At this point, the Simpsons has been on the air for 22 years. There are grown people with jobs and families who have not lived in a world where the Simpsons wasn't on the air. There have been people complaining that the show is past its prime for an entire decade now. Much like the Queen, the show is now something that seems to have always been there, an enduring monument.
But the Queen is 85, and suddenly it appears the Simpsons might not be long for this world either. The problem doesn't have anything to do with it being an elderly lady in the public eye - that would be silly, it's an animated TV show - but more to do with money. While the show is still profitable, with merchandising and advertising allowing Fox, the network behind it, the ability to make a grain silo full of money to swim in like Scrooge McDuck, it hasn't been all sunshine and rainbows. The voice cast, which has been an integral part of the show's success, wants in on that merchandising, and Fox thinks they are getting more than enough money as it is.
It could be a negotiating tactic, but the threat doesn't really seem that empty. Fox has other successful animated series, or they could just start re-airing them from the beginning, as by now everyone has probably forgotten a TV show that aired 22 years ago. While the show has made them a great deal of money, selling it into syndication could be similarly profitable, and would make a large chunk of change without having to pay people a considerable amount of money to make new content - that voice cast makes $8 million a year each as is.
Even if the series is cancelled, the various spin-off benefits aren't going away. While I'm certain someone would dispute it if I declared it this generation's Peanuts, it would be that comic strip's equivalent in posthumous activity. The strip was cancelled in 2000, after the death of creator Charles Schulz. Yet, eleven years on, the characters are still on a large amount of merchandise, and the strip runs continuously in reruns in newspapers and online. It is even getting the archival treatment, with complete volumes being treated like important cultural artifacts in their presentation. It might not have new installments, but it's not going anywhere.

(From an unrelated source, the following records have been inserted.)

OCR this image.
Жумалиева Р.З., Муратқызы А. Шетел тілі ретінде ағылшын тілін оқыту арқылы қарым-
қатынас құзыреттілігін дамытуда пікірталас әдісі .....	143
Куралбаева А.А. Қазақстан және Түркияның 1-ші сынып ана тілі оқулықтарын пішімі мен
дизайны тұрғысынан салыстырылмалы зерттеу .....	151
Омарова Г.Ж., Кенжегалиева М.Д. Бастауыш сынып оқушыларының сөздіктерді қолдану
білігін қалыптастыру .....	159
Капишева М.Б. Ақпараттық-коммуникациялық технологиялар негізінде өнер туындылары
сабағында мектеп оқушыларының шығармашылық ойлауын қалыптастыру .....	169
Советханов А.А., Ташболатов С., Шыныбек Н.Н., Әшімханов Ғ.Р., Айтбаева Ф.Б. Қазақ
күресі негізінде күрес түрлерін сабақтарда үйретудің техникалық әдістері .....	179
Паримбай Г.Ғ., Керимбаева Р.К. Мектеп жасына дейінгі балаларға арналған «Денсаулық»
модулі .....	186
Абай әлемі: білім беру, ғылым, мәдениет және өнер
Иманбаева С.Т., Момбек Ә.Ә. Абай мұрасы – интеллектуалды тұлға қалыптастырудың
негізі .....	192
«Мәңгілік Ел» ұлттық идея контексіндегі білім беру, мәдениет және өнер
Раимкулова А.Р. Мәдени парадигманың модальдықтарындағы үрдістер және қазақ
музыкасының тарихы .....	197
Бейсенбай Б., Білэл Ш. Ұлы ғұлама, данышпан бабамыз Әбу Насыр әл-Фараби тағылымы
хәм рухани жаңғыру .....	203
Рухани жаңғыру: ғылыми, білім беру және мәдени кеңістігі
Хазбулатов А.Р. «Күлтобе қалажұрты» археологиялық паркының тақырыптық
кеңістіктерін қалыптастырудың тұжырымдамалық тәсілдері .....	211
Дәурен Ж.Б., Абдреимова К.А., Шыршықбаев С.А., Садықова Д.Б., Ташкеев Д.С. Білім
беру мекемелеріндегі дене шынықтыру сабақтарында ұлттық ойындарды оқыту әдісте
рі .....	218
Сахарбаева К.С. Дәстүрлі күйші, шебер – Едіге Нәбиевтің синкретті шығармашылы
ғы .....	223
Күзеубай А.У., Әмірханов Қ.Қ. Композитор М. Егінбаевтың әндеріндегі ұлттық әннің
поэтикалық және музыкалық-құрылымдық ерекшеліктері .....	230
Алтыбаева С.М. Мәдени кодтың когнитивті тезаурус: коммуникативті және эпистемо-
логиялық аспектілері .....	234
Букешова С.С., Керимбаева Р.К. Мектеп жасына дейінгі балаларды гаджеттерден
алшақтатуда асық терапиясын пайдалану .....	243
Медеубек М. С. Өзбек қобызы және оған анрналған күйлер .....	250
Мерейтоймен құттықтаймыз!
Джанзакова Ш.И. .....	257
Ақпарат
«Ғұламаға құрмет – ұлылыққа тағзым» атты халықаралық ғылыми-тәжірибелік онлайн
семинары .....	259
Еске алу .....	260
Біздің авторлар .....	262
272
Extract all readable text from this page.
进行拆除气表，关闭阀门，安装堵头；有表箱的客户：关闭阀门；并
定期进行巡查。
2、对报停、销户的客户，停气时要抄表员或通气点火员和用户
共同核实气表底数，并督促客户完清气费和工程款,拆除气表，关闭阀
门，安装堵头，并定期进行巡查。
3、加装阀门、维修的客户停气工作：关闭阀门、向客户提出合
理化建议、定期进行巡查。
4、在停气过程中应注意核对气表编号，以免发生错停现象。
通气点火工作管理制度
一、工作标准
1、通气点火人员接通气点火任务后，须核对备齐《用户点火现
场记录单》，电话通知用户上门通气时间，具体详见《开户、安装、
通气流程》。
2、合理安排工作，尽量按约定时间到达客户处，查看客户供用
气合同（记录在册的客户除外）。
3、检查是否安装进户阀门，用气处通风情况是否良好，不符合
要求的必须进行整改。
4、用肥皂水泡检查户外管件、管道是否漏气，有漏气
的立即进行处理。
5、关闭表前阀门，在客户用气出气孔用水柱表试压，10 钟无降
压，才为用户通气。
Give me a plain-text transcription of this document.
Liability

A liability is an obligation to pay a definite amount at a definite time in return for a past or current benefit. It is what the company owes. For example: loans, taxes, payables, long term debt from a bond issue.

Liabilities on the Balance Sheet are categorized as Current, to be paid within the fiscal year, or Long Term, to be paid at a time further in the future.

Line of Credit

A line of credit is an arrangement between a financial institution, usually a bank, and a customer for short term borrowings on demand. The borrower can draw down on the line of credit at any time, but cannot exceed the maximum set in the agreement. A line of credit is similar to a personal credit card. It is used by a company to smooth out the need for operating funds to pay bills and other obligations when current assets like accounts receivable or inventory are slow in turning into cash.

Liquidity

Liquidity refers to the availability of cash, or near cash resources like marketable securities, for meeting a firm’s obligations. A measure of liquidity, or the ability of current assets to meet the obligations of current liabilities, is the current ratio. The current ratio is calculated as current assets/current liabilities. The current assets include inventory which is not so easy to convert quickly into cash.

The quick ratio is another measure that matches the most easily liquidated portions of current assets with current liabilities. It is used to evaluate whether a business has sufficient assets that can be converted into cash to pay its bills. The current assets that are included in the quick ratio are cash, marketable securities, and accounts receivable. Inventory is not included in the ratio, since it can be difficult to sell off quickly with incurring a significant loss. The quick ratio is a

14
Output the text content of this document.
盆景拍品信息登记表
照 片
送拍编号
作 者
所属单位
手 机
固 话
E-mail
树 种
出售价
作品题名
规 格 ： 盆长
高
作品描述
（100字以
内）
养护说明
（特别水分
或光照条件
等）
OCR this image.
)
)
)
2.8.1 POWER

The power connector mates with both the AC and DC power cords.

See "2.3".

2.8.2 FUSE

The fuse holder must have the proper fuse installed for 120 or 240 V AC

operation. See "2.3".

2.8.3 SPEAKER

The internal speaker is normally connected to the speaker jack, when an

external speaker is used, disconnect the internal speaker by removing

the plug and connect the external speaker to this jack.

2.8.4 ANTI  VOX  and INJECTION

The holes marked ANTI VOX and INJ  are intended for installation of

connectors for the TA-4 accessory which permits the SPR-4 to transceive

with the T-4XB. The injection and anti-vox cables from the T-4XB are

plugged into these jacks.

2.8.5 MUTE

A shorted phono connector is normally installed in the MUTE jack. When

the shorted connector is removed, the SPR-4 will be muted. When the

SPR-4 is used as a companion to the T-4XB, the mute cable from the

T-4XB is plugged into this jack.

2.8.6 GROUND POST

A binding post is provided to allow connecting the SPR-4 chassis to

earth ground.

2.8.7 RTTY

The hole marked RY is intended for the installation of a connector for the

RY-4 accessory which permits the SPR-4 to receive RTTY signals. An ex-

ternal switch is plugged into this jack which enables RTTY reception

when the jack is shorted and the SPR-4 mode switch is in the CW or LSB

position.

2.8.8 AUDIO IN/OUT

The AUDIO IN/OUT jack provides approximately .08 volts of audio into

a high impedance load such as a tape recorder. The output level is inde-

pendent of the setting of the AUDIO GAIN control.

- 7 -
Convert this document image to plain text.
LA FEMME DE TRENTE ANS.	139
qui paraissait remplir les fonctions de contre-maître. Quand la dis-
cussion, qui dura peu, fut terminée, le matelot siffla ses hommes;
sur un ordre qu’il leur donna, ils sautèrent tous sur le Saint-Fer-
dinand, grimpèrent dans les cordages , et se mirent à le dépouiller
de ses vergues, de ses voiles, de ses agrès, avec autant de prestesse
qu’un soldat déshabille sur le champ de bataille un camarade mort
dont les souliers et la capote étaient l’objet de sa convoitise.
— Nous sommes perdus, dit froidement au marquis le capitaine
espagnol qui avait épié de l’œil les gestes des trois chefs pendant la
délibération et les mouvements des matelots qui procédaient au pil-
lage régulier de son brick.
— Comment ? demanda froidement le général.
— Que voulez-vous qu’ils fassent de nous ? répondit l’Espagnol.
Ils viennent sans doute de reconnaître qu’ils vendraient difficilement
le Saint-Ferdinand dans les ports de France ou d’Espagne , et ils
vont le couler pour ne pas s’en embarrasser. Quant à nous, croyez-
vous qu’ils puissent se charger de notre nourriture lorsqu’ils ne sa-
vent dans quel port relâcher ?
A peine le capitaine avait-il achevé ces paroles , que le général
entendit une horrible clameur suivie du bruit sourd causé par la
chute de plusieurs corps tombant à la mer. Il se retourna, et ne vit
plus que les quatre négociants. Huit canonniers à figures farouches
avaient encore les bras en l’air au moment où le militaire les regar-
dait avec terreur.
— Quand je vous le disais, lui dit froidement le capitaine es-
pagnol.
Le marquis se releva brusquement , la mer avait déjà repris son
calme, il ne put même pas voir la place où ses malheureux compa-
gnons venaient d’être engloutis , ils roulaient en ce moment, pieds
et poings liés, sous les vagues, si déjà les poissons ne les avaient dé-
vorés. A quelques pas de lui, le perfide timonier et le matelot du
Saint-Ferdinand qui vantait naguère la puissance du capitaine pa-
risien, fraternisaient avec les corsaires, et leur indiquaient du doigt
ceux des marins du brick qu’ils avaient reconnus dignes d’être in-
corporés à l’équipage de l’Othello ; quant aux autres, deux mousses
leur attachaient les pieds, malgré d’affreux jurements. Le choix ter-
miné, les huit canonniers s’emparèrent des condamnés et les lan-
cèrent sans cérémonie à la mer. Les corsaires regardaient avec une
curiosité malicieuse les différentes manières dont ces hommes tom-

The same deal will happen with the Simpsons, whether the series is cancelled due to this contract dispute or it continues on for another 22 years. It is a series that has become such a cultural force that there is no way to get rid of it, and the merchandising is so prevalent that the characters are inescapable. With syndication, anyone with a basic cable package will find it's entirely possible to watch the series for an entire day without seeing the same episode twice. It doesn't need to have new material, it has enough to sustain a merchandising empire all on its own.
There are plenty of people who view the show as past its prime and would welcome the production of new material ending. Even I haven't watched a new episode in years, since at the time I thought it had a major quality drop. But, even if the new material ceases, the show will never actually go away. The Queen will some day die, but she'll still be on our old coins. Similarly, while the series might be cancelled, the Simpsons will exist until the end of time, whether we want it to or not.